En partenariat avec PHILOSOPHIE MAGAZINE
Sept lectures participatives de petits extraits décisifs des grands textes de l’histoire de la philosophie, de Platon à Hannah Arendt, accompagnés de musique improvisée. Pour se coltiner en direct et de manière vivante aux grands moments de la philosophie.
Après une courte introduction qui présente le philosophe et l’œuvre du jour, on lit ensemble, ligne à ligne, le texte en essayant d’en comprendre les articulations fondamentales mais aussi les questions qu’il soulève. Tout au long de la séance, Martin Legros incite le public à réagir au texte pour en interroger le sens.
Philosophe et journaliste, Martin Legros est rédacteur en chef de Philosophie magazine et de Philomag.com. Il est l’auteur de Pantopie (Le Pommier), entretiens avec Michel Serres et de Que faire ? Dialogue entre Alain Badiou et Marcel Gauchet (Philosophie magazine Editions), il dirige la collection 20 Penseurs (Philosophie magazine Editeur).
PROGRAMME 2022 -2023 :
- 1er séance (4/10/2022) : Platon. L’allégorie de la caverne ou la découverte du monde des idées.
- 2eme séance (29/11/2022) : Aristote, L’homme est un animal politique
- 3eme séance (13/12/2022) : Saint Augustin et la découverte de l’intériorité
- 4e séance (10/1/2023) : Descartes, « Je pense donc je suis ».

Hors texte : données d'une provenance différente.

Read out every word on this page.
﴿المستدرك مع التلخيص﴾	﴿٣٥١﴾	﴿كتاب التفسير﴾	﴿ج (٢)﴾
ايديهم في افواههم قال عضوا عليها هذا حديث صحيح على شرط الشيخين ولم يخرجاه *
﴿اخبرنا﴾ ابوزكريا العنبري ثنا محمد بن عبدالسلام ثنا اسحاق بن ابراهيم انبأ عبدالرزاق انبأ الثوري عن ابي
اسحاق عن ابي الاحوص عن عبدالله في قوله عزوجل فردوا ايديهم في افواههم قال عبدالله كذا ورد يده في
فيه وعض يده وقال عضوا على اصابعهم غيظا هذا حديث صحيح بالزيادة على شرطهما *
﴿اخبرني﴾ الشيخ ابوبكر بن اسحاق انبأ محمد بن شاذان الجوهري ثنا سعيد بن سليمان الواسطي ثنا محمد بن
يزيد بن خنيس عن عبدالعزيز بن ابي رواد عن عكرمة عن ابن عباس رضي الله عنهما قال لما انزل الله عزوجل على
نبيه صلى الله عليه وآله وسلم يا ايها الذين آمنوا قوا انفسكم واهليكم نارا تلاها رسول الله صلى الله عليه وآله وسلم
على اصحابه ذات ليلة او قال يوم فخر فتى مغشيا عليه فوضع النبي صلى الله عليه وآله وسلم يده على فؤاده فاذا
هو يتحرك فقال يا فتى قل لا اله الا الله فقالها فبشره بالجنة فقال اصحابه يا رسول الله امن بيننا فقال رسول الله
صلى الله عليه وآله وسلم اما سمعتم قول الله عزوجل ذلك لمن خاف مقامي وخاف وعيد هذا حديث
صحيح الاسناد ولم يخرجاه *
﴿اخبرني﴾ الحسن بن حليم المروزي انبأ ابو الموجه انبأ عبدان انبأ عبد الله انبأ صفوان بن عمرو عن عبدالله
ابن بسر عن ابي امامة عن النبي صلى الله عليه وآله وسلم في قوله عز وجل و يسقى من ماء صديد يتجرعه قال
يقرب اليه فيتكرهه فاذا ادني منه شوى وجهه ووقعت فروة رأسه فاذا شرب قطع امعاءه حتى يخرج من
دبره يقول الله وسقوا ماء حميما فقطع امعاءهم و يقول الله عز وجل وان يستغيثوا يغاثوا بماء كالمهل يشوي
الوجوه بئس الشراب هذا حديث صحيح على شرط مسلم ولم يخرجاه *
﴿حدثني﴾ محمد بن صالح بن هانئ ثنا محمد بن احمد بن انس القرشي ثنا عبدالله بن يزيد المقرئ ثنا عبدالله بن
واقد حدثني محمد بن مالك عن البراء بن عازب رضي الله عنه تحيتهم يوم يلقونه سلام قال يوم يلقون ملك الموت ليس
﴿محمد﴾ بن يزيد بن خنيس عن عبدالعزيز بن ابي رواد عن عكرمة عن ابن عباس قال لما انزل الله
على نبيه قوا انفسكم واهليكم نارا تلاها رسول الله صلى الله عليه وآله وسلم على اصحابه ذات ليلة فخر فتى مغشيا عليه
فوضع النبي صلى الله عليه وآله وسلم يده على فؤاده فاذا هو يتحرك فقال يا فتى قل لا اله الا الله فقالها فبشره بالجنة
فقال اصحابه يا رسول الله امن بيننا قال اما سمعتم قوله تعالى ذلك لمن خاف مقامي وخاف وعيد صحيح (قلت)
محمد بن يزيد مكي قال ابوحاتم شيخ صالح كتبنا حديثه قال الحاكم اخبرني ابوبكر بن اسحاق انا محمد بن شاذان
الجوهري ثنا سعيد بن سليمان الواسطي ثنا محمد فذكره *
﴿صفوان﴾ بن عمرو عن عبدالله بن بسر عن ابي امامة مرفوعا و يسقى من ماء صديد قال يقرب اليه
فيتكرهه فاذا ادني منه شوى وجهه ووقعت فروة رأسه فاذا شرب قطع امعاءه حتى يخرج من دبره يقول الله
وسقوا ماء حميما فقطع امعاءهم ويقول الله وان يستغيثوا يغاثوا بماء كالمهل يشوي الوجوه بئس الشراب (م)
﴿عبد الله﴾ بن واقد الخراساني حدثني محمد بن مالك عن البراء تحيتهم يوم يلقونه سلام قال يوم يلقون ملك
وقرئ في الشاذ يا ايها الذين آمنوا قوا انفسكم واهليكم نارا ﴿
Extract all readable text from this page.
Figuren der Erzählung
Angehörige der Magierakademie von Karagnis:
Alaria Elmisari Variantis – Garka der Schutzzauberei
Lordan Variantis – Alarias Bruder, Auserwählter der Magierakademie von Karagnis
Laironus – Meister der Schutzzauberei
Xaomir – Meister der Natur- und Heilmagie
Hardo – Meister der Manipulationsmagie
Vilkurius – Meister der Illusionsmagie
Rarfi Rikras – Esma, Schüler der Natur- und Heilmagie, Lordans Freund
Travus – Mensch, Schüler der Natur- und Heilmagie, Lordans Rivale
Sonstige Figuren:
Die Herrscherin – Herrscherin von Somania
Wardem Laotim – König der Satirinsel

- 5e séance (7/2/2023) : Rousseau et la différence entre l’homme et l’animal
- 6e séance (7/3/2023) : Emmanuel Kant et l’universalité du beau
- 7e séance (4/4/2023) : Hannah Arendt et la banalité du mal
Auteur : René Descartes (1596- 1650)
Texte : Méditation métaphysique (1641)
Enjeu : Il nous est déjà tous arrivés de douter de nos sens et de ne pas savoir distinguer entre le rêve et la réalité. Dans l’expérience dite du « Cogito », une expérience menée à la première personne et racontée, étape par étape, comme un roman d’apprentissage, Descartes pousse à la limite l’épreuve du doute et invente l’idée moderne de sujet.
Extrait :
« Je suppose donc que toutes les choses que je vois sont fausses; je me persuade que rien n’a jamais été de tout ce que ma mémoire remplie de mensonges me représente; je pense n’avoir aucun sens; je crois que le corps, la figure, l’étendue, le mouvement et le lieu ne sont que des fictions de mon esprit. Qu’est-ce donc qui pourra être estimé véritable? Peut-être rien autre chose, sinon qu’il n’y a rien au monde de certain. Mais que sais-je s’il n’y a point quelque autre chose différente de celles que je viens de juger incertaines, de laquelle on ne puisse avoir le moindre doute? N’y a-t-il point quelque Dieu, ou quelque autre puissance, qui me met en l’esprit ces pensées? Cela n’est pas nécessaire; car peut- être que je suis capable de les produire de moi-même. Moi donc à tout le moins ne suis-je pas quelque chose? Mais j’ai déjà nié que j’eusse aucun sens ni aucun corps. J’hésite néanmoins, car que s’ensuit-il de là? Suis-je tellement dépendant du corps et des sens, que je ne puisse être sans eux? Mais je me suis persuadé qu’il n’y avait rien du tout dans le monde, qu’il n’y avait aucun ciel, aucune terre, aucuns esprits, ni aucuns corps; ne me suis-je donc pas aussi persuadé que je n’étais point? Non certes, j’étais sans doute, si je me suis persuadé, ou seulement si j’ai pensé quelque chose. Mais il y a un je ne sais quel trompeur très puissant et très rusé, qui emploie toute son industrie à me tromper toujours. Il n’y a donc point de doute que je suis, s’il me trompe; et qu’il me trompe tant qu’il voudra il ne saurait jamais faire que je ne sois rien, tant que je penserai être quelque chose. De sorte qu’après y avoir bien pensé, et avoir soigneusement examiné toutes choses, enfin il faut conclure, et tenir pour constant que cette proposition: Je suis, j’existe, est nécessairement vraie, toutes les fois que je la prononce, ou que je la conçois en mon esprit. »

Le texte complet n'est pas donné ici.